Four conditioning sessions with 15 mg/kg i.p. cocaine produced a robust CPP for cocaine that was abolished by four conditioning sessions with DSI (Figure 2A). If these mice (group 1; see Figure 1 for a schematic timeline) were exposed to cocaine in its associated compartment for one time only, the reacquisition/reexpression of cocaine CPP was prevented at the group mean level (Figure 2A, top row; p = 0.013 for coc CPP vs. coc RE-CPP), confirming our initial findings obtained in rats (Fritz et al., 2011b). However, if DSI conditioning was followed by four conditioning sessions with cocaine (group 2, Figure 2B, top row), the mice showed full CPP for cocaine that remained the same if tested under the reacquisition/reexpression conditions (Figure 2B). If the mice were first conditioned to DSI (four exposures), full counterconditioning to cocaine was still obtained (Figure 2B, p = 0.016 for DSI CPP vs. coc CPP; Figure 2C, p < 0.0001 for DSI CPP vs. coc CPP). If cocaine-counterconditioned mice were finally tested for DSI reacquisition/reexpression after one exposure to DSI (group 3, Figure 2C), CPP for cocaine remained (Figure 2C, p = 0.36 for coc CPP vs. DSI RE-CPP).
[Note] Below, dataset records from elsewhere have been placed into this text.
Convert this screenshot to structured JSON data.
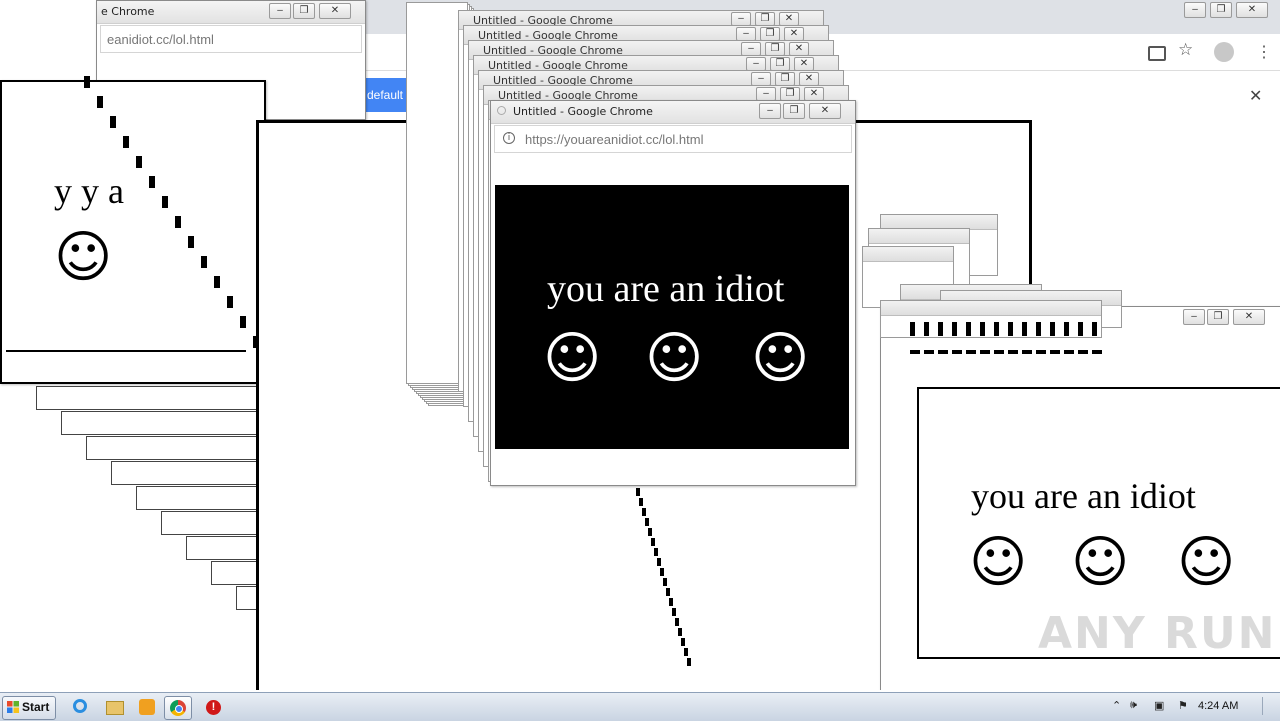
{
  "window_title": "Untitled - Google Chrome",
  "window_title_partial": "e Chrome",
  "url": "https://youareanidiot.cc/lol.html",
  "url_fragment": "eanidiot.cc/lol.html",
  "url_fragment_small": "eanidiot.cc",
  "popup_message": "you are an idiot",
  "popup_message_partial": "y y a",
  "smiley": "☺",
  "default_button": "default",
  "close_glyph": "✕",
  "ghost_titles": [
    "Untitled - Google Chrome",
    "Untitled - Google Chrome",
    "Untitled - Google Chrome",
    "Untitled - Google Chrome",
    "Untitled - Google Chrome",
    "Untitled - Google Chrome",
    "Untitled - Google Chrome"
  ],
  "taskbar": {
    "start_label": "Start",
    "clock": "4:24 AM",
    "icons": [
      "ie-icon",
      "explorer-icon",
      "media-player-icon",
      "chrome-icon",
      "stop-icon"
    ]
  },
  "watermark": "ANY RUN",
  "colors": {
    "black_panel": "#000000",
    "taskbar": "#d4dde9",
    "chrome_blue": "#4285f4"
  }
}
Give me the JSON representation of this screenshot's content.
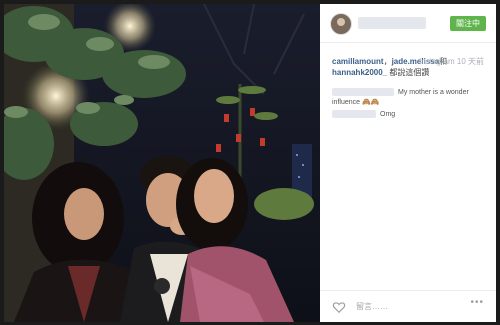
{
  "post": {
    "username": "",
    "follow_label": "關注中",
    "tag_user_1": "camillamount",
    "tag_separator": "，",
    "tag_user_2": "jade.melissa",
    "tag_and": "和",
    "tag_user_3": "hannahk2000_",
    "tag_suffix": "都說這個讚",
    "time": "Instagram 10 天前"
  },
  "comments": [
    {
      "text": "My mother is a wonder influence 🙈🙈"
    },
    {
      "text": "Omg"
    }
  ],
  "footer": {
    "comment_placeholder": "留言……",
    "more_label": "•••"
  },
  "colors": {
    "follow_button": "#5fb54c",
    "link": "#3b5f8a"
  },
  "icons": [
    "heart-icon",
    "more-options-icon"
  ]
}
Figure 2 (bottom row) also shows the individual animals’ trajectories. Corroborating previous results (Pinheiro et al., 2016) in which only 62% (i.e., 45 of 72) of C57BL/6J mice, i.e., “black six” mice from the Jackson (as opposed to the NIH) substrain, had shown individual preference for DSI (preceded by an i.p. saline injection) vs. an i.p. saline injection alone, previously naïve mice preferred DSI to a saline injection alone by 47% of the animals (i.e., 8 of 16 as shown Figures 2B,C and 7 of 16 as shown in Figure 3A, totalling 15 of 32) but avoided by the other 50%, resulting in a group mean around zero preference for DSI. In previously cocaine-conditioned animals, DSI counterconditioning resulted in the same 50% individual DSI preference (i.e., 4 of 8) vs. 50% individual DSI avoidance (Figure 2A). In contrast to the mixed preference for/avoidance of DSI-associated contextual stimuli, 100% (i.e., 24 of 24) of the C57BL/6J mice showed a CPP for cocaine (vs saline), regardless if they were naïve (Figure 2A) or had been conditioned to DSI first (Figures 2B,C).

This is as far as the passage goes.